51. Mme Albane Gaillot, ancienne membre
de la commission sur l’égalité et la non-discrimination et actuellement
membre de l’Assemblée nationale française, a indiqué qu’elle était
la cible d’un harcèlement soutenu, y compris de menaces de mort
en ligne qui n’ont pas été considérées comme sérieuses par la police. Mme Gaillot
est la principale promotrice d’un projet de loi visant à améliorer
l’accès à l’avortement, notamment en portant le délai de 12 à 14 semaines.
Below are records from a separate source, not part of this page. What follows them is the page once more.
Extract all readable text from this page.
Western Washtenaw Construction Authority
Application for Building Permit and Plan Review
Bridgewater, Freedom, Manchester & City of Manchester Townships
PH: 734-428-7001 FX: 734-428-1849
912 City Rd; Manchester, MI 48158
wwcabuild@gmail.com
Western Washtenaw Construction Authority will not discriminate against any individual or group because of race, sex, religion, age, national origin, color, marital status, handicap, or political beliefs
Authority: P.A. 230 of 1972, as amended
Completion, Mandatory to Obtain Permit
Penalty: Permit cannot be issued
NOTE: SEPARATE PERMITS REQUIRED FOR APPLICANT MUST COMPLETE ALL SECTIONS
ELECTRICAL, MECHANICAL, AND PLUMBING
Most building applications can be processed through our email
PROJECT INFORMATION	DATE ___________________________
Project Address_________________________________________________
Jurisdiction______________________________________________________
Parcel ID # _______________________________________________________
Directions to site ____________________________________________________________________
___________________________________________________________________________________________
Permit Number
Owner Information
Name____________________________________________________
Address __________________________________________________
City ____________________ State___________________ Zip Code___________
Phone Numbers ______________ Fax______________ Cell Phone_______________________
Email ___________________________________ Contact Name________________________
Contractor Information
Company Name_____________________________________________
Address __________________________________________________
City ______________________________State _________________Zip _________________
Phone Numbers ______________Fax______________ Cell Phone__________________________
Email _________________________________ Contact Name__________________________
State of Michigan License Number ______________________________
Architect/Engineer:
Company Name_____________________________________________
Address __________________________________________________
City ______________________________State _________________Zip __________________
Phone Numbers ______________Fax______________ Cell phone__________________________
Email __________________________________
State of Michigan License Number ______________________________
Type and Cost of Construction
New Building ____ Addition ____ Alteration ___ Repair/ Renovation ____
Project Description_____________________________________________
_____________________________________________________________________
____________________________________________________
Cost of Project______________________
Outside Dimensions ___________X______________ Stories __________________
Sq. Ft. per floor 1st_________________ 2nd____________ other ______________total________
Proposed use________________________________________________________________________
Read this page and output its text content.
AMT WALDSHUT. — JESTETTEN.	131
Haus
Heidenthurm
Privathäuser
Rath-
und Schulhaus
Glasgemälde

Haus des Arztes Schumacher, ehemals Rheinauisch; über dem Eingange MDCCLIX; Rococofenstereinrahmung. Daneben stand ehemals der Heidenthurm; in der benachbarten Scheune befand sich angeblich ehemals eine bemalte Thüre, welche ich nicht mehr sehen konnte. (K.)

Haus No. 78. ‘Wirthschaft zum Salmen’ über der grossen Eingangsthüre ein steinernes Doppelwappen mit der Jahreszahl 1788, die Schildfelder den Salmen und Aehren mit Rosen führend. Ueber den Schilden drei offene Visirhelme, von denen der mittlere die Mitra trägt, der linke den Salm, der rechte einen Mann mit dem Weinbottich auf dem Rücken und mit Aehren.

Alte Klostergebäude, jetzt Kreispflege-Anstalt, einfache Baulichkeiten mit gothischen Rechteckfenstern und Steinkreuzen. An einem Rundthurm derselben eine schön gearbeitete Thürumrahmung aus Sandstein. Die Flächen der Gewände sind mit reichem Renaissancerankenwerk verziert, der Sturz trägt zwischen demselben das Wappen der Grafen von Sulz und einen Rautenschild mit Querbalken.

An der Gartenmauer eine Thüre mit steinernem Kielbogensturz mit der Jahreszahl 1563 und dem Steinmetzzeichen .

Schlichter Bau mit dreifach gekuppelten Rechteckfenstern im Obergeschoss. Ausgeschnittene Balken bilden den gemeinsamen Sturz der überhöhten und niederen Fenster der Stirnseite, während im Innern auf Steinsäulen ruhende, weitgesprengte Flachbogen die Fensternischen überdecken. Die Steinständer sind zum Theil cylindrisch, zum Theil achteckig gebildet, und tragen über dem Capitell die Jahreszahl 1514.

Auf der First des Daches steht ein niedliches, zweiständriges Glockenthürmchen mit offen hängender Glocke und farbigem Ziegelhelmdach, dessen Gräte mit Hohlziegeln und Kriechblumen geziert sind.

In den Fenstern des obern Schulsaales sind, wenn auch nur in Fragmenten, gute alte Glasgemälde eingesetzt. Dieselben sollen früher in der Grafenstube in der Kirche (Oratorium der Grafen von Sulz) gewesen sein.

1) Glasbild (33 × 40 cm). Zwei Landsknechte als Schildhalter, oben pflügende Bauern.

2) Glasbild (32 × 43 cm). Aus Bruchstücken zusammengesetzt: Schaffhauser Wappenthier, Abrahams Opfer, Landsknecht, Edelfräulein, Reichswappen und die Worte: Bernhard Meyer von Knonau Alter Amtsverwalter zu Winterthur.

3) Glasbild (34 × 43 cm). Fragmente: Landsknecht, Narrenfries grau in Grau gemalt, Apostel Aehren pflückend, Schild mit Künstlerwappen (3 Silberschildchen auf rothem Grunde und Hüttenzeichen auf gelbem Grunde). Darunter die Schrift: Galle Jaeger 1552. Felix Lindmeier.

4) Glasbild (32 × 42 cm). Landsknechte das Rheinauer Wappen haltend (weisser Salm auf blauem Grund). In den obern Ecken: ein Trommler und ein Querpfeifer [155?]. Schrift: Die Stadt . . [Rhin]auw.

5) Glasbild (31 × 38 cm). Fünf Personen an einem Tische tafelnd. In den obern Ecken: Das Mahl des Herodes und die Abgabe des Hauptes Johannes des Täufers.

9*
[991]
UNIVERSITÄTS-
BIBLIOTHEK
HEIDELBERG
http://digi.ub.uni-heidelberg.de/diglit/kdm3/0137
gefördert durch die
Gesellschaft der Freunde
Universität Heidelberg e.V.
Il s’agit là d’un pas dans la bonne direction, compte tenu des délais auxquels
les personnes enceintes sont confrontées dans l’accès aux soins
de santé sexuelle et reproductive, notamment en milieu rural ou
dans d’autres zones géographiques où les infrastructures sont peu
nombreuses, ce qui, dans certains cas, compromet leur droit de faire
un libre choix. Le projet de loi s’est heurté à une forte obstruction
parlementaire (en février 2021, il a été retiré de l’ordre du jour
en raison des 500 amendements déposés, qui rendaient le débat incompatible
avec le calendrier parlementaire).
8 Visite
d’information à Varsovie, 17 et 18 novembre 2021
52. Les 17 et 18 novembre 2021,
j’ai effectué une visite d’information en Pologne. Je tiens à remercier
la délégation polonaise à l’Assemblée pour son soutien, d’autant
plus que plusieurs autres visites d’organisations internationales
et d’organes de suivi étaient prévues ou en cours, en raison de
la crise à la frontière avec le Bélarus.
53. La situation des personnes qui défendent le droit à l’avortement
en Pologne est difficile, dans un contexte de restrictions de plus
en plus fortes de l’accès aux soins liés à l’avortement. Par un
arrêt rendu le 22 octobre 2020, la Cour constitutionnelle polonaise
a déclaré inconstitutionnelle la partie de la loi sur l’avortement
de 1993 autorisant les interruptions de grossesse en cas de déficience
irréversible probable du fœtus ou de maladie incurable menaçant
sa vie. Il ne reste donc que deux motifs qui justifient l’avortement,
à savoir lorsque la grossesse résulte d’un crime, tel qu’un viol,
et lorsqu’elle constitue une menace pour la vie ou la santé de la
femme. Étant donné que la quasi-totalité des interruptions de grossesse
en Pologne avaient pour motif la malformation grave du fœtus avant
l’adoption de cette décision par la Cour, celle-ci a été considérée par
beaucoup comme une interdiction
de facto de
l’avortement. Le 11 novembre 2021, soit à peine une semaine avant
ma visite, le Parlement européen a adopté la
Résolution 2021/2925(RSP), intitulée de manière éloquente «Le premier anniversaire
de l’interdiction de fait de l’avortement en Pologne», qui dénonce
les répercussions négatives de cette décision de la juridiction
suprême. Dans sa résolution, le Parlement européen indique notamment
que «la constitutionnalité des lois polonaises ne peut plus être
effectivement garantie en Pologne» en raison de l’entrée en vigueur
de plusieurs modifications législatives sur le fonctionnement de
la Cour suprême adoptées en 2015 et en 2016 «et que la légalité
de l’arrêt du 22 octobre 2020 est donc discutable».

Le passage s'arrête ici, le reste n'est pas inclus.